The ORCHESTRATION section provides metadata for exporting your task to an orchestration platform. It does not affect how ubunye run executes the task — it is used only by ubunye export.


Structure

ORCHESTRATION:
  type: airflow           # required — airflow | databricks | prefect | dagster
  schedule: "0 2 * * *"  # cron expression
  retries: 3
  owner: data-engineering
  tags:
    - fraud
    - etl
  databricks:             # Databricks-specific cluster settings
    cluster_id: "0123-456789-abcde"
    node_type_id: "Standard_DS3_v2"
    num_workers: 4

Fields

Field Type Default Description
type airflow | databricks | prefect | dagster required Target orchestration platform
schedule string null Cron expression for the DAG/workflow schedule
retries int 2 Number of automatic retries on failure
owner string null Team or person responsible (shown in Airflow UI)
tags list of strings [] Labels for filtering in the orchestration UI
databricks dict null Databricks-specific job cluster settings

Extra fields are allowed and passed through to the relevant exporter.


Airflow export

ubunye export airflow \
    -c pipelines/fraud/etl/claims/config.yaml \
    -o dags/claims_etl.py \
    --profile prod

The generated DAG contains a single BashOperator that runs:

ubunye run -d pipelines -u fraud -p etl -t claims --profile prod

Schedule, retries, owner, and tags are read from ORCHESTRATION.


Databricks export

ubunye export databricks \
    -c pipelines/fraud/etl/claims/config.yaml \
    -o jobs/claims_etl.json \
    --profile prod

The generated JSON can be submitted with the Databricks CLI:

databricks jobs create --json-file jobs/claims_etl.json
databricks jobs run-now --job-id <ID>

Cluster settings from ORCHESTRATION.databricks are embedded in the job JSON.

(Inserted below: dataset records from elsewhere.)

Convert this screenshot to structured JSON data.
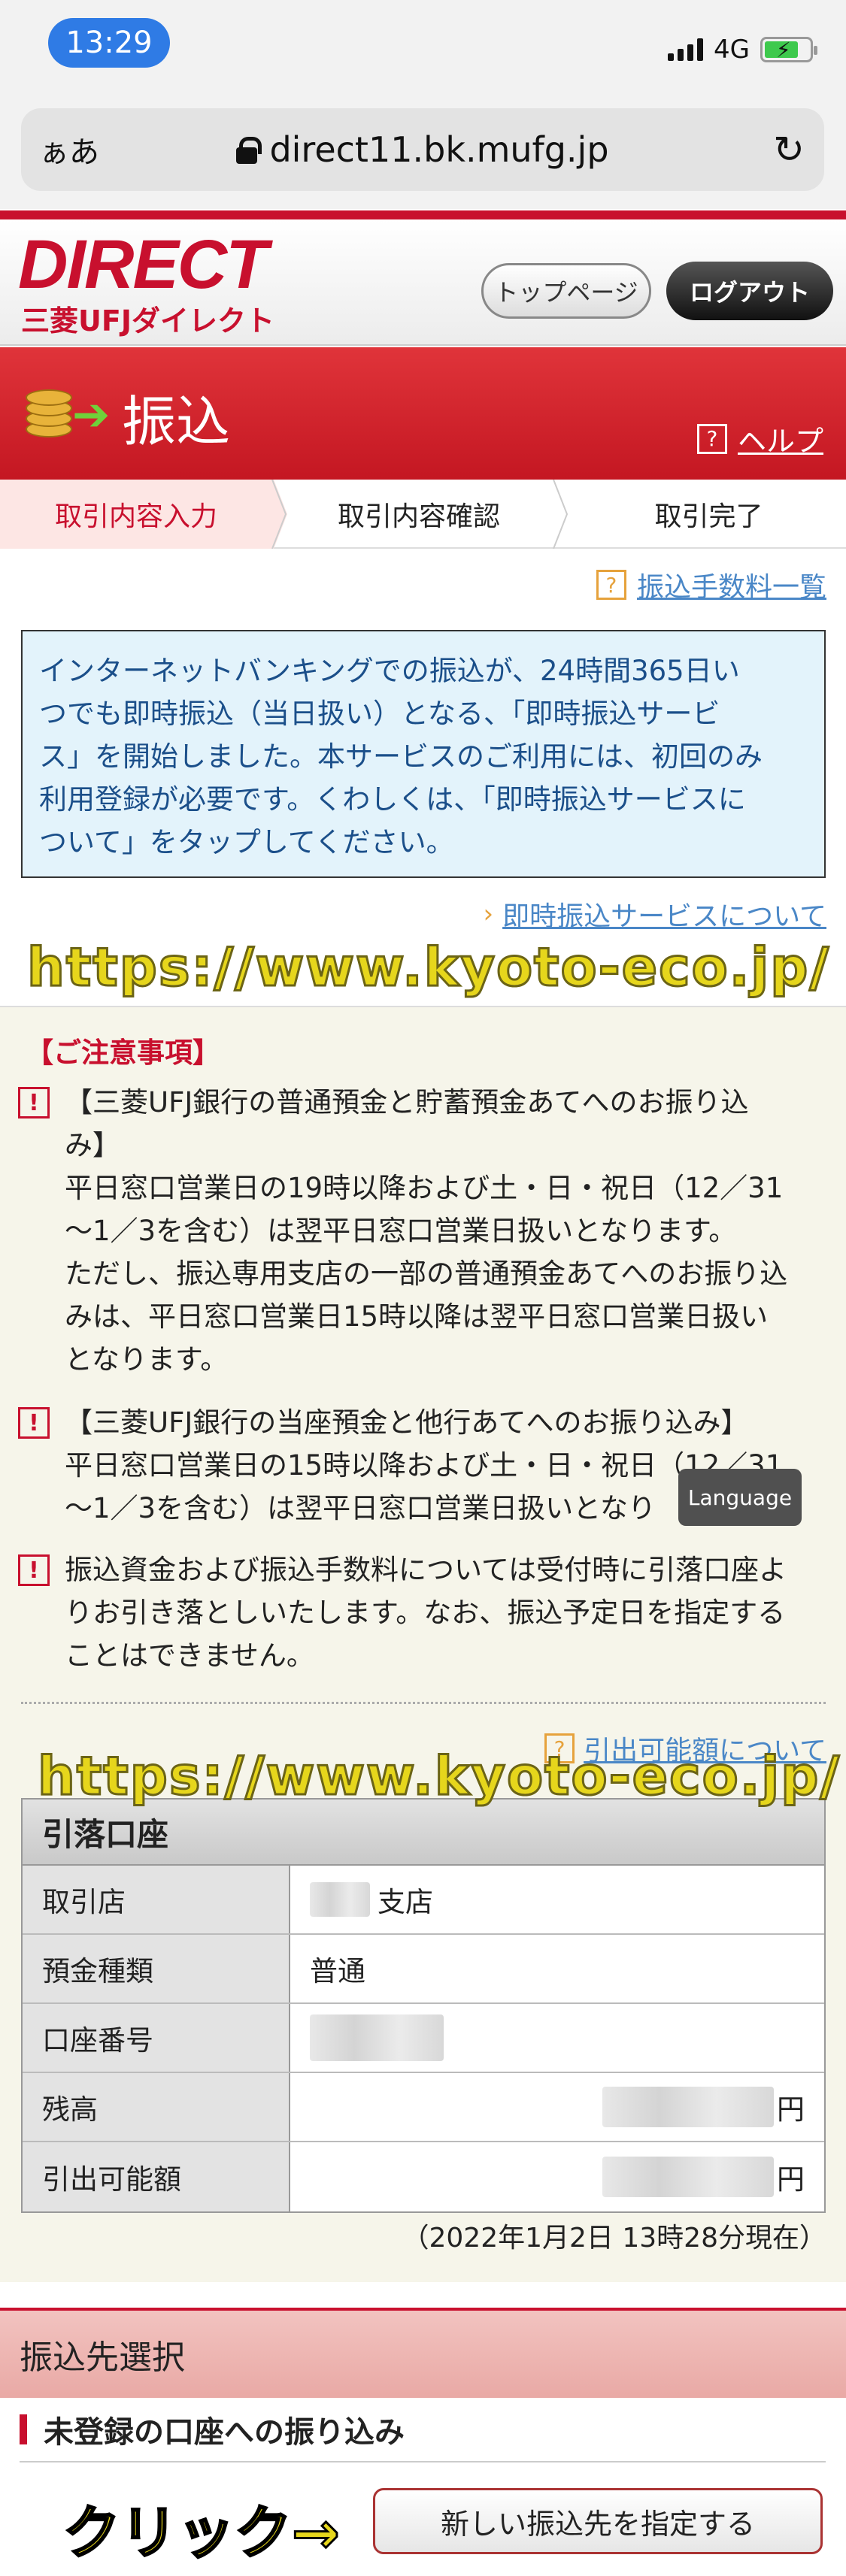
{
  "status_bar": {
    "time": "13:29",
    "network": "4G"
  },
  "browser": {
    "aa": "ぁあ",
    "url": "direct11.bk.mufg.jp"
  },
  "header": {
    "logo_main": "DIRECT",
    "logo_sub": "三菱UFJダイレクト",
    "top_page_label": "トップページ",
    "logout_label": "ログアウト"
  },
  "title_band": {
    "title": "振込",
    "help_label": "ヘルプ"
  },
  "steps": [
    "取引内容入力",
    "取引内容確認",
    "取引完了"
  ],
  "fee_link": "振込手数料一覧",
  "notice": [
    "インターネットバンキングでの振込が、24時間365日い",
    "つでも即時振込（当日扱い）となる、「即時振込サービ",
    "ス」を開始しました。本サービスのご利用には、初回のみ",
    "利用登録が必要です。くわしくは、「即時振込サービスに",
    "ついて」をタップしてください。"
  ],
  "instant_link": "即時振込サービスについて",
  "watermark": "https://www.kyoto-eco.jp/",
  "cautions": {
    "title": "【ご注意事項】",
    "items": [
      {
        "lines": [
          "【三菱UFJ銀行の普通預金と貯蓄預金あてへのお振り込",
          "み】",
          "平日窓口営業日の19時以降および土・日・祝日（12／31",
          "～1／3を含む）は翌平日窓口営業日扱いとなります。",
          "ただし、振込専用支店の一部の普通預金あてへのお振り込",
          "みは、平日窓口営業日15時以降は翌平日窓口営業日扱い",
          "となります。"
        ]
      },
      {
        "lines": [
          "【三菱UFJ銀行の当座預金と他行あてへのお振り込み】",
          "平日窓口営業日の15時以降および土・日・祝日（12／31",
          "～1／3を含む）は翌平日窓口営業日扱いとなり"
        ]
      },
      {
        "lines": [
          "振込資金および振込手数料については受付時に引落口座よ",
          "りお引き落としいたします。なお、振込予定日を指定する",
          "ことはできません。"
        ]
      }
    ]
  },
  "language_badge": "Language",
  "withdraw_link": "引出可能額について",
  "account": {
    "heading": "引落口座",
    "rows": [
      {
        "label": "取引店",
        "value": "支店"
      },
      {
        "label": "預金種類",
        "value": "普通"
      },
      {
        "label": "口座番号",
        "value": ""
      },
      {
        "label": "残高",
        "value": "円"
      },
      {
        "label": "引出可能額",
        "value": "円"
      }
    ],
    "as_of": "（2022年1月2日 13時28分現在）"
  },
  "destination": {
    "heading": "振込先選択",
    "unregistered_title": "未登録の口座への振り込み",
    "click_label": "クリック→",
    "new_dest_button": "新しい振込先を指定する"
  },
  "colors": {
    "brand_red": "#c8102e",
    "link_blue": "#4a87c7",
    "notice_bg": "#e3f3fb",
    "caution_bg": "#f6f5ea"
  }
}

Example — full Airflow config

MODEL: etl
VERSION: "1.0.0"

CONFIG:
  inputs:
    raw:
      format: hive
      db_name: raw
      tbl_name: claims
  transform:
    type: noop
  outputs:
    clean:
      format: delta
      path: s3://datalake/clean/claims
      mode: overwrite

ORCHESTRATION:
  type: airflow
  schedule: "30 1 * * *"    # 01:30 UTC daily
  retries: 2
  owner: fraud-team
  tags:
    - fraud
    - daily
    - etl